Data helps all growers be more sustainable

In addition to providing the data brands and retailers need for their own sustainability reporting, the questionnaire and the FieldPrint calculator give growers the information they need to drive continuous improvement in responsibly grown cotton. Growers will have access to aggregate data, allowing them to implement insights and best practices across the industry.

This data will help measure the sustainability progress of the U.S. cotton industry. Over the past 35 years, U.S. cotton has seen significant reductions in land, water and energy usage, soil loss, and greenhouse gas emissions. Focusing on continuing improvement and innovation, the Trust Protocol has set ambitious goals of further reductions in these key metrics by 2025. The continued improvement in sustainability of U.S. cotton will make it easier for brands and retailers to find the quantities of responsibly grown cotton they need.

The proof is in independent verification

The data collected by the Trust Protocol is not only measured but also verified by Control Union Certifications (CUC), a third-party source. This verification will give additional assurances to brands and retailers that the metrics they receive are accurate. CUC has certified more than 150 programs worldwide, including working as a key partner in the early development and piloting phases of Field to Market’s Impact Claim Verification Protocol. CUC has also worked with the Better Cotton Initiative (BCI) on its third-party verification programs in multiple countries.

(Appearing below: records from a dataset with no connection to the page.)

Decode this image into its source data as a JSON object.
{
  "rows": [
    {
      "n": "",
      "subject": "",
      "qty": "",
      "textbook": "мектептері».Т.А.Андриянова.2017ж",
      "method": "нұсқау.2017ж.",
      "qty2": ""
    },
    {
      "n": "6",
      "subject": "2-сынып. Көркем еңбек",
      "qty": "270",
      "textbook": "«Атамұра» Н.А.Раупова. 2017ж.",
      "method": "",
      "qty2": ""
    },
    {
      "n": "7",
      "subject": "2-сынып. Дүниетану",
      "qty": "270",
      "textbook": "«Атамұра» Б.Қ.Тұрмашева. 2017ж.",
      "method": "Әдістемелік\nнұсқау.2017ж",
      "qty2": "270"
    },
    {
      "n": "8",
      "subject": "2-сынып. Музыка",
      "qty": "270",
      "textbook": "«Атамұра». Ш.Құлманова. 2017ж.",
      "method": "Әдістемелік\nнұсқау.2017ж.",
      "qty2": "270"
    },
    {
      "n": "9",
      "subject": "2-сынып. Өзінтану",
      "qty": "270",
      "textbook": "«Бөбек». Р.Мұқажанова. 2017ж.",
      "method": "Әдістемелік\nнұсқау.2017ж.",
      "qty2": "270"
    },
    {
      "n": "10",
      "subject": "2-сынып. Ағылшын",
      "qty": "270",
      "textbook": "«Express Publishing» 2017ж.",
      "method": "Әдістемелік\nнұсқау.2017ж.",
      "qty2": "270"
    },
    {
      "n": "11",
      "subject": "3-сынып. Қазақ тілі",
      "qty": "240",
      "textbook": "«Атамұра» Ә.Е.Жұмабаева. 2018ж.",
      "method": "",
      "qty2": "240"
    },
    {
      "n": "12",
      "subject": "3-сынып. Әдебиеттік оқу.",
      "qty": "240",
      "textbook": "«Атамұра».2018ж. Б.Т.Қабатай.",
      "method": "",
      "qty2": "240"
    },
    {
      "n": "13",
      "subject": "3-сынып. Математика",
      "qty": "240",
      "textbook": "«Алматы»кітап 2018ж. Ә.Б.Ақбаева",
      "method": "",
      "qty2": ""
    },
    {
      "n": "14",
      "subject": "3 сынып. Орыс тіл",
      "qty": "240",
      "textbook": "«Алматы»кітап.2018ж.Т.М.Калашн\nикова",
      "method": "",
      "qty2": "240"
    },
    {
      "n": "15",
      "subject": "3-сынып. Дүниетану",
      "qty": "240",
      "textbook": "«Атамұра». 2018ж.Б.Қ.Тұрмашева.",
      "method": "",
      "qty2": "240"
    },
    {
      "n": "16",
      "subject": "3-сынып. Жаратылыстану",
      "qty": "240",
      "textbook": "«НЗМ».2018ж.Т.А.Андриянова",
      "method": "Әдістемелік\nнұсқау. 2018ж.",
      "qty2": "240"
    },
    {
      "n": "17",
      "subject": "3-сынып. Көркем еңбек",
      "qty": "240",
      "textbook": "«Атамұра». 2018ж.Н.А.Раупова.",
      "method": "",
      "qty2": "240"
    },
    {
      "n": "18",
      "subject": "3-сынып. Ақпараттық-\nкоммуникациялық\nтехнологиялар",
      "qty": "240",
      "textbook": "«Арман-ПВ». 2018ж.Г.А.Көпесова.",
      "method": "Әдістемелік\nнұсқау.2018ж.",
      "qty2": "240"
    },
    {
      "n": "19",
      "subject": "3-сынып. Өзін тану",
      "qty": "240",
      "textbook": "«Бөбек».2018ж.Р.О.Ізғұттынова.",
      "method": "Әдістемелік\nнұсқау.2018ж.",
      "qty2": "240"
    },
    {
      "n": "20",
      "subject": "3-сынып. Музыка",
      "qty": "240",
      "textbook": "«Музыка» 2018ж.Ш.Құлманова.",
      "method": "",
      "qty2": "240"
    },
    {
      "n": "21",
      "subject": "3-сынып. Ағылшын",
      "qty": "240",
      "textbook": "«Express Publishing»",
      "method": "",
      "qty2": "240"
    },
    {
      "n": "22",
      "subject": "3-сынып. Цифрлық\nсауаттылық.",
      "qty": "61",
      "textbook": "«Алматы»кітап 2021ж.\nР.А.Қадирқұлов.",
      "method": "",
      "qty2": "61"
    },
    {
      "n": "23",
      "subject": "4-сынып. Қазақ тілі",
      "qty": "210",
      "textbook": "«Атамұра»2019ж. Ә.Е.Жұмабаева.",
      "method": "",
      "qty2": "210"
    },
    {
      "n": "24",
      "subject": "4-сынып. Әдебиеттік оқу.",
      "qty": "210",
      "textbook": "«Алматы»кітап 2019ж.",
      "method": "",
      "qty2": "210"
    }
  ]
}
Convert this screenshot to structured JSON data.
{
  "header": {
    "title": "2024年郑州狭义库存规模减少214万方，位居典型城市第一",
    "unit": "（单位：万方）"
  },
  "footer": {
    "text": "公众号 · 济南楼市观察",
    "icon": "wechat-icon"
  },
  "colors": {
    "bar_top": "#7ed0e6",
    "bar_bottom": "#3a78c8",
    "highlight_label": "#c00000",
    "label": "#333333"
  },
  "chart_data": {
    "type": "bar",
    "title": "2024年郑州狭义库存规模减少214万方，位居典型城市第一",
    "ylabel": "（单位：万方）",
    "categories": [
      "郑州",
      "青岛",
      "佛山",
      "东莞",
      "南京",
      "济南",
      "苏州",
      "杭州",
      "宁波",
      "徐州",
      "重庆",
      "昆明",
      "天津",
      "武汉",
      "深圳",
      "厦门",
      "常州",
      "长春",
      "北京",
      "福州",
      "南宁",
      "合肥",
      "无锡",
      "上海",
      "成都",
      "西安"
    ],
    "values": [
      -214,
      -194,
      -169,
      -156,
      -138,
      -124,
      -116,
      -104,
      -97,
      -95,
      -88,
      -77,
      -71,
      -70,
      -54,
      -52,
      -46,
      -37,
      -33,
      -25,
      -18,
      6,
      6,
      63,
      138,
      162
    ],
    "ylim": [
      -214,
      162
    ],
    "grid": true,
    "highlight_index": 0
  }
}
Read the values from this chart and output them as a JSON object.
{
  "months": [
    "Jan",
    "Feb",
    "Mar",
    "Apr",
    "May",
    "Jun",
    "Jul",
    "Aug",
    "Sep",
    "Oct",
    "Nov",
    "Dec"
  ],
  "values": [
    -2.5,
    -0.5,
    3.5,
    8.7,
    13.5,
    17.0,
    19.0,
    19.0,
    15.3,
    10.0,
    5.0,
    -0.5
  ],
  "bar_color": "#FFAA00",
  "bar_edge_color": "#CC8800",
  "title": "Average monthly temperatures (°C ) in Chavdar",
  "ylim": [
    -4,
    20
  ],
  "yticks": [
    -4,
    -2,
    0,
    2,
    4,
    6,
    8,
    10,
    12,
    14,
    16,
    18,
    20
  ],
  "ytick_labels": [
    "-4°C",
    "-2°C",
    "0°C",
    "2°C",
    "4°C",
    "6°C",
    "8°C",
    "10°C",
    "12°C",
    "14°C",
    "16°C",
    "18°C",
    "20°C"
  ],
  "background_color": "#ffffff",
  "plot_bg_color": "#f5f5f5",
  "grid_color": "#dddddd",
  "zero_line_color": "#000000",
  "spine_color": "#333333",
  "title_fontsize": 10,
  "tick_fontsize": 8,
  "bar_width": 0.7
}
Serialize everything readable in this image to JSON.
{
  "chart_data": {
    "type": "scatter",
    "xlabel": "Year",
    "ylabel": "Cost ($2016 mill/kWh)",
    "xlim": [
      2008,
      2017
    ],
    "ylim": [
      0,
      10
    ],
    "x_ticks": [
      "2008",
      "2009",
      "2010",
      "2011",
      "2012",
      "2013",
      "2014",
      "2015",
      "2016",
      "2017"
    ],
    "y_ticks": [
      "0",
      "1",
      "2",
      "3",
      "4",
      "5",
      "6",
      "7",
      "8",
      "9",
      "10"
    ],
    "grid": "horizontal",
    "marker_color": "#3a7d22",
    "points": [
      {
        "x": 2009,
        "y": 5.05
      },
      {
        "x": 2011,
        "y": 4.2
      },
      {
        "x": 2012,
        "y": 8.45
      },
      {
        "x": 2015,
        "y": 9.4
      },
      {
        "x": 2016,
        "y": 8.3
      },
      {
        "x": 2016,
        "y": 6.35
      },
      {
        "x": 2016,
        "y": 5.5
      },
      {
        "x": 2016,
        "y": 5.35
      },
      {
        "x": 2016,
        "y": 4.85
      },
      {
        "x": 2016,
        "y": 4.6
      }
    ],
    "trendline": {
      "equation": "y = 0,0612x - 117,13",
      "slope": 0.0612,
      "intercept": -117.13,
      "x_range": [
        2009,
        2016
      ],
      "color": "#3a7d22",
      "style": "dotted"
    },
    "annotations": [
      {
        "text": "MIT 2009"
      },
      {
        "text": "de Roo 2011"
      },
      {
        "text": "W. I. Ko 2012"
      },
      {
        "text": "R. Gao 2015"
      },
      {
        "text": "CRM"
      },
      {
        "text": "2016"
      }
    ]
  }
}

Trust Protocol cotton has also been added to Textile Exchange’s list of preferred fibers and materials, joining cotton from Better Cotton Initiative (BCI), Cotton Made in Africa (CmiA), Fairtrade Cotton, Organic Cotton and Recycled Cotton as a preferred cotton fiber. Textile Exchange is a global nonprofit that creates leaders in the sustainable fiber and materials industry.

The Trust Protocol aims to build on U.S. cotton’s 35-year history of sustainability improvements, while providing brands and retailers the critical assurances, backed up by quantifiable and verified measurements, that they are sourcing responsibly grown cotton.